San Francisco Chronicle: Its patients are ‘literally a captive market.’ Is this California health care giant failing them?
A health care company specializing in jails has rapidly expanded in California in recent years, securing dozens of lucrative public contracts while facing allegations in lawsuits and government investigations that it provides substandard care to its uniquely vulnerable clients. Wellpath provides health care in 34 of California’s 56 county jail systems, including in four of the Bay Area’s nine counties. The number vastly exceeds any other correctional provider in the state. Wellpath is owned by the global investment firm H.I.G. Capital.

Monterey County Weekly: A court battle over sealed reports detailing conditions at Monterey County Jail escalates.
Since settling a class-action lawsuit over poor conditions at Monterey County Jail in 2015, the county and Wellpath, its health care provider at the jail, have been required to allow court-appointed neutral monitors at the facility. On Friday, July 21, a U.S. District Court judge in San Jose ordered the release of the monitor reports with only limited redactions—denying arguments made by the county to keep the documents under seal. Later that day, attorneys for Wellpath filed a notice of appeal with the Ninth Circuit Court of Appeals, as well a motion to stay the judge’s ruling.reports documenting the state of medical and mental health care at the jail, as well as other safety, security and welfare issues.

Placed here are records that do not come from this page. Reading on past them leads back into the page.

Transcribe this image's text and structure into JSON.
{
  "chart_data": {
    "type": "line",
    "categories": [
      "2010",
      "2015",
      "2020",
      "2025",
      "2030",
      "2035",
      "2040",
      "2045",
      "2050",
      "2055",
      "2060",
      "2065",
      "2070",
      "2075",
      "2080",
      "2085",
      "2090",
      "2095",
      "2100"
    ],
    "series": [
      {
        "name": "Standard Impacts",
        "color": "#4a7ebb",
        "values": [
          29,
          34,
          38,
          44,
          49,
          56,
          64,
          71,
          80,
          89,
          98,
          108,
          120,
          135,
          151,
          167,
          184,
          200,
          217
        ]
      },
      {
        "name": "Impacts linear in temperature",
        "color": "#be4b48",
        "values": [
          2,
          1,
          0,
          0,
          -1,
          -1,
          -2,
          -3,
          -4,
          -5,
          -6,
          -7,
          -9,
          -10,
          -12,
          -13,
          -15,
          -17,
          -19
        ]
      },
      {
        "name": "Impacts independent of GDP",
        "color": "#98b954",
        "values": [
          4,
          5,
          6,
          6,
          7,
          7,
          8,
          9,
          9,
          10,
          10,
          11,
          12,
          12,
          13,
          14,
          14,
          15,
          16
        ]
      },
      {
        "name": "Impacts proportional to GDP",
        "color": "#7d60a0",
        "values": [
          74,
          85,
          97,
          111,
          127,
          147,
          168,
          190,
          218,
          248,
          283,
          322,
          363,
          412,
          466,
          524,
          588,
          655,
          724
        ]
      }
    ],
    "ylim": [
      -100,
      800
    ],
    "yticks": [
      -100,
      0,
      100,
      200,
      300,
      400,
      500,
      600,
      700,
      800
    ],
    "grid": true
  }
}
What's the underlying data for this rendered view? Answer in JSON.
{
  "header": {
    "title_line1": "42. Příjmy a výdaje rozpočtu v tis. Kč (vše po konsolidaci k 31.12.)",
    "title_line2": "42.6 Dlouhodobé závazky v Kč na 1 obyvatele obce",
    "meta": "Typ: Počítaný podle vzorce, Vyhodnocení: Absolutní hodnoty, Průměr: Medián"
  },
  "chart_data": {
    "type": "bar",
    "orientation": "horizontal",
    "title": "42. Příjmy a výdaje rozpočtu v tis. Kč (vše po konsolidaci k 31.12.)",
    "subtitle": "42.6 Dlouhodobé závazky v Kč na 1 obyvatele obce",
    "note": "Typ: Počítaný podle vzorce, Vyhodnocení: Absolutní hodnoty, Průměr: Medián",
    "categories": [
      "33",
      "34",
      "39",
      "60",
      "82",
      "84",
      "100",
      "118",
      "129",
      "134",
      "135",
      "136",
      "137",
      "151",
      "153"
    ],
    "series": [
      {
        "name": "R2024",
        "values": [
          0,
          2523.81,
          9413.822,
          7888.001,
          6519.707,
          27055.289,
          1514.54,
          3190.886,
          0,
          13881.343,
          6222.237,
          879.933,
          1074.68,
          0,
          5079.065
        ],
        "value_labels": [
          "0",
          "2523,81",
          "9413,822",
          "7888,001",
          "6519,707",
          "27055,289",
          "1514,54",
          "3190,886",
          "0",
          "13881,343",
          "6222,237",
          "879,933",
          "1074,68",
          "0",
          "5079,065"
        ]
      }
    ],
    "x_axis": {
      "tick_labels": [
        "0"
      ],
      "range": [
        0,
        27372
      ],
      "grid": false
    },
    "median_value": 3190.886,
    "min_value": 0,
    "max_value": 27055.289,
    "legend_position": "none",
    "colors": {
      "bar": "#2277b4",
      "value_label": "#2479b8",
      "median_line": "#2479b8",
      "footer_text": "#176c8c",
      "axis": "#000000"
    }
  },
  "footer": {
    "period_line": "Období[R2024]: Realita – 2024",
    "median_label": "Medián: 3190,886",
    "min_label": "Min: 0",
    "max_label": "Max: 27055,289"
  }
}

VT Digger: Sister alleges stroke patient held at Springfield jail denied proper medical care
Jay Orost had a stroke while in Vermont Department of Corrections’ custody last month that led to his hospitalization. Earlier this week, his sister said, he experienced signs of two more possible strokes. Medical care in Vermont’s prisons has received increased scrutiny since the death of David Mitchell at the Springfield prison in April. As of July 1, the Department of Corrections switched its health services provider from VitalCore to Wellpath.